O que, de fato, nos surpreende, é que essa mitologia criada em torno de Buda viesse a se tornar, transpondo os limites do tempo e do espaço, uma das influências na estruturação do cristianismo primitivo, conforme constatação de estudiosos. Com efeito, copiada ou adaptada, em parte, pelos autores dos Evangelhos cristãos e outros mentores da Igreja de então, foi um dos elementos que contribuíram para compor a figura mítica do Cristo da fé, que suplantou e substituiu o personagem histórico chamado Jesus, do qual, infelizmente, muito pouco se sabe.

A análise crítica dessa figura mitológica criada pela Igreja foi um movimento empreendido pelo racionalismo iluminista a partir da segunda metade do século XVIII. Essa corrente filosófica não podia admitir a aura mística criada pelo cristianismo em torno da figura humana de Jesus, e desde então passou a negar os milagres a ele atribuídos, explicando-os como acontecimentos naturais.

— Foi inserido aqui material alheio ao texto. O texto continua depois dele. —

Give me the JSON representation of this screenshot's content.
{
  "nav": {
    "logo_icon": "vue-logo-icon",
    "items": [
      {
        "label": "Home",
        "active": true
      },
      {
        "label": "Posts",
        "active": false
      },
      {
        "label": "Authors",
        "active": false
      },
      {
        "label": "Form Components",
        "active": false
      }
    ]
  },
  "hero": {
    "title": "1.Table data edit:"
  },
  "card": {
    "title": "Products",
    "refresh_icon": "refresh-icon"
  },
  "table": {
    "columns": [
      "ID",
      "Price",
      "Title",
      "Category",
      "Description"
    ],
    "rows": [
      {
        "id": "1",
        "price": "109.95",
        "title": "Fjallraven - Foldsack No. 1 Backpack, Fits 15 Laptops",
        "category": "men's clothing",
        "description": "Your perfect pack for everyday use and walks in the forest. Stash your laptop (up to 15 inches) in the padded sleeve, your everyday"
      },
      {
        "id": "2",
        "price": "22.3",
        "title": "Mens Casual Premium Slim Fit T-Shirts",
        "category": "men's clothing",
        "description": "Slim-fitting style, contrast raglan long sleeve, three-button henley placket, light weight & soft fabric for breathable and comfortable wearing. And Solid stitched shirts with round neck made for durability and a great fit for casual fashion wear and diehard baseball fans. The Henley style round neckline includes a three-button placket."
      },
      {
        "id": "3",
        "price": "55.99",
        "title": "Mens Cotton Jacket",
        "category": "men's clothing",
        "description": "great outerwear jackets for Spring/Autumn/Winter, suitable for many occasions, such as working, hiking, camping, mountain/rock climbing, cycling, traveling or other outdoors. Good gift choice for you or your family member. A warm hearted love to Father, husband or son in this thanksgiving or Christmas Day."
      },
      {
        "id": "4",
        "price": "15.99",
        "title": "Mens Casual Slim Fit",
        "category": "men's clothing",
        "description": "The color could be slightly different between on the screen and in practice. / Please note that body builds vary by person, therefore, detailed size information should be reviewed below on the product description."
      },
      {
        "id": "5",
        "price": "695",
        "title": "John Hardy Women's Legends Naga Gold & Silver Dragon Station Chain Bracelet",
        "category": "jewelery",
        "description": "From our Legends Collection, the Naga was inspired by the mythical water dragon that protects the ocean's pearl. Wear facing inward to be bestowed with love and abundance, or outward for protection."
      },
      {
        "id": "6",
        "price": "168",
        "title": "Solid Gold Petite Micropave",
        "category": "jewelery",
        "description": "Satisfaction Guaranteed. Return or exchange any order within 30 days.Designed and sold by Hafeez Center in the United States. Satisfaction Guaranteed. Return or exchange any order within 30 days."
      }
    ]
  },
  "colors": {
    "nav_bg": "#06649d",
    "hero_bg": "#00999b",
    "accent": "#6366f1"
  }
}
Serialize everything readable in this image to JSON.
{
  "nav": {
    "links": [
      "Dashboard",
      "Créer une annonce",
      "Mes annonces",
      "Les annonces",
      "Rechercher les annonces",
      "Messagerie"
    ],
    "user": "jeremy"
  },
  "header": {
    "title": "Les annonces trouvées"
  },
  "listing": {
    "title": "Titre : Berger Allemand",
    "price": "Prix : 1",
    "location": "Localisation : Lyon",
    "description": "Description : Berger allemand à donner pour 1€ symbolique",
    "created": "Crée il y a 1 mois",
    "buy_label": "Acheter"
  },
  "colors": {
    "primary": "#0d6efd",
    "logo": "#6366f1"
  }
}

Em seguida, ousando ainda mais, passou a negar até mesmo a credibilidade histórica de toda a narração biográfica dos Evangelhos, produto, segundo essa corrente, da imaginação dos primeiros cristãos, que criaram mitos em torno do personagem histórico de Jesus. Mitos esses baseados nas profecias do Antigo Testamento e nos empréstimos de numerosas tradições religiosas, incluindo o budismo, muitas vezes tomados tal qual se apresentavam nas crenças originais.

Assim, entende-se por que alguns autores racionalistas, filhos do Iluminismo, enxergaram na religião cristã uma evolução natural do budismo. De fato, apontaram- se notáveis concordâncias e analogias de certos pontos da narração evangélica com acontecimentos lendários da existência de Buda e mesmo com certos preceitos de sua doutrina.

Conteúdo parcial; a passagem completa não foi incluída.